With its commitment to raise awareness of the United Nation’s Sustainable Development Goals (SDGs), the Lutheran World Federation (LWF) has asked members of the Lutheran churches in Africa to speak up and to engage all generations, particularly young people, in implementing the SDGs adopted by the UN in 2015.

During the Africa Pre-Assembly, held in Johannesburg, South Africa, from 6 to 10 February, Dr Rogate Mshana from the Evangelical Lutheran Church in Tanzania and former World Council of Churches program executive for economic justice introduced the SDGs to the pre-assembly participants. He stated that the previous goals, the Millennium Development Goals, (MDGs) which had been adopted by the UN in September 2000, were not fully achieved, as the goals only targeted the developing countries.

Mshana discussed two of the 17 SDGs – zero hunger and quality education. He said hunger dehumanizes people while the only way to divide the wealth in the world is through attaining quality education. Therefore, the two goals are paramount to Africa.

Further discussions at the Africa Pre-Assembly focused on nine selected SDGs that are related to the work of member churches in Africa: ending poverty, zero hunger, good health and wellbeing, clean water and sanitation, gender equality, quality education, climate action, peace, justice and strong institutions and partnership for goals.

Youth are vulnerable but also agents of change

“It is time to change the world because there is no point going halfway,” said LWF Youth Secretary Caroline Bader in her presentation. The SDGs are universal goals and targets, which involve developed and developing countries alike,” she said.

Referring to the Assembly sub-theme “Human beings – not for sale” and the UN slogan “Leave no one behind,” Bader emphasized that there are various vulnerable groups in society. She shared UN research showing that the youth of today will be poorer than their parents.

Bader highlighted the fact that despite various problems facing the youth, they are also actors of change. The LWF Living Reformation Projects have become success stories in LWF member churches, such as Nigeria, the Philippines, Malaysia, Ghana and Argentina.

 

The SDGs are universal goals and targets, which involve developed and developing countries alike.
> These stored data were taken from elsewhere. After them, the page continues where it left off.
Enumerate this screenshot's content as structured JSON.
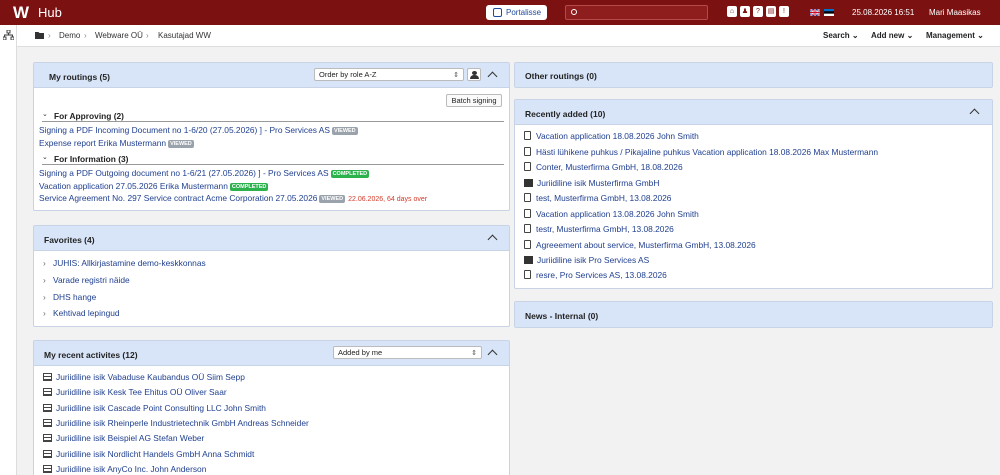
{
  "app": {
    "logo": "W",
    "name": "Hub",
    "portal_label": "Portalisse",
    "date": "25.08.2026 16:51",
    "user": "Mari Maasikas"
  },
  "breadcrumb": [
    "Demo",
    "Webware OÜ",
    "Kasutajad WW"
  ],
  "nav": {
    "search": "Search",
    "add_new": "Add new",
    "management": "Management"
  },
  "my_routings": {
    "title": "My routings (5)",
    "order_select": "Order by role A-Z",
    "batch_label": "Batch signing",
    "approving": {
      "header": "For Approving (2)",
      "items": [
        {
          "text": "Signing a PDF Incoming Document no 1-6/20 (27.05.2026) ] - Pro Services AS",
          "badge": "VIEWED"
        },
        {
          "text": "Expense report Erika Mustermann",
          "badge": "VIEWED"
        }
      ]
    },
    "information": {
      "header": "For Information (3)",
      "items": [
        {
          "text": "Signing a PDF Outgoing document no 1-6/21 (27.05.2026) ] - Pro Services AS",
          "badge": "COMPLETED"
        },
        {
          "text": "Vacation application 27.05.2026 Erika Mustermann",
          "badge": "COMPLETED"
        },
        {
          "text": "Service Agreement No. 297 Service contract Acme Corporation 27.05.2026",
          "badge": "VIEWED",
          "overdue": "22.06.2026, 64 days over"
        }
      ]
    }
  },
  "favorites": {
    "title": "Favorites (4)",
    "items": [
      "JUHIS: Allkirjastamine demo-keskkonnas",
      "Varade registri näide",
      "DHS hange",
      "Kehtivad lepingud"
    ]
  },
  "recent_activities": {
    "title": "My recent activites (12)",
    "filter": "Added by me",
    "items": [
      "Juriidiline isik Vabaduse Kaubandus OÜ Siim Sepp",
      "Juriidiline isik Kesk Tee Ehitus OÜ Oliver Saar",
      "Juriidiline isik Cascade Point Consulting LLC John Smith",
      "Juriidiline isik Rheinperle Industrietechnik GmbH Andreas Schneider",
      "Juriidiline isik Beispiel AG Stefan Weber",
      "Juriidiline isik Nordlicht Handels GmbH Anna Schmidt",
      "Juriidiline isik AnyCo Inc. John Anderson"
    ]
  },
  "other_routings": {
    "title": "Other routings (0)"
  },
  "recently_added": {
    "title": "Recently added (10)",
    "items": [
      {
        "text": "Vacation application 18.08.2026 John Smith",
        "icon": "document-icon"
      },
      {
        "text": "Hästi lühikene puhkus / Pikajaline puhkus Vacation application 18.08.2026 Max Mustermann",
        "icon": "document-icon"
      },
      {
        "text": "Conter, Musterfirma GmbH, 18.08.2026",
        "icon": "document-icon"
      },
      {
        "text": "Juriidiline isik Musterfirma GmbH",
        "icon": "entity-icon"
      },
      {
        "text": "test, Musterfirma GmbH, 13.08.2026",
        "icon": "document-icon"
      },
      {
        "text": "Vacation application 13.08.2026 John Smith",
        "icon": "document-icon"
      },
      {
        "text": "testr, Musterfirma GmbH, 13.08.2026",
        "icon": "document-icon"
      },
      {
        "text": "Agreeement about service, Musterfirma GmbH, 13.08.2026",
        "icon": "document-icon"
      },
      {
        "text": "Juriidiline isik Pro Services AS",
        "icon": "entity-icon"
      },
      {
        "text": "resre, Pro Services AS, 13.08.2026",
        "icon": "document-icon"
      }
    ]
  },
  "news": {
    "title": "News - Internal (0)"
  }
}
LWF Youth Secretary Caroline Bader

 

She said that LWF is planning a program called “Waking the Giant”, that aims to strengthen churches’ capacity to effectively contribute to the achievement of the Sustainable Development Goals, also known as 2030 Agenda.

Bader pointed out that there are several ways church leaders and members could engage in the SDGs. They could talk to the local or national governments, work with the local media and promote rights-based and accountable efforts by member churches to achieve long-lasting development for all.

By Mphatso Thole, LWF ALCINET, edited by the Office for Communication Services.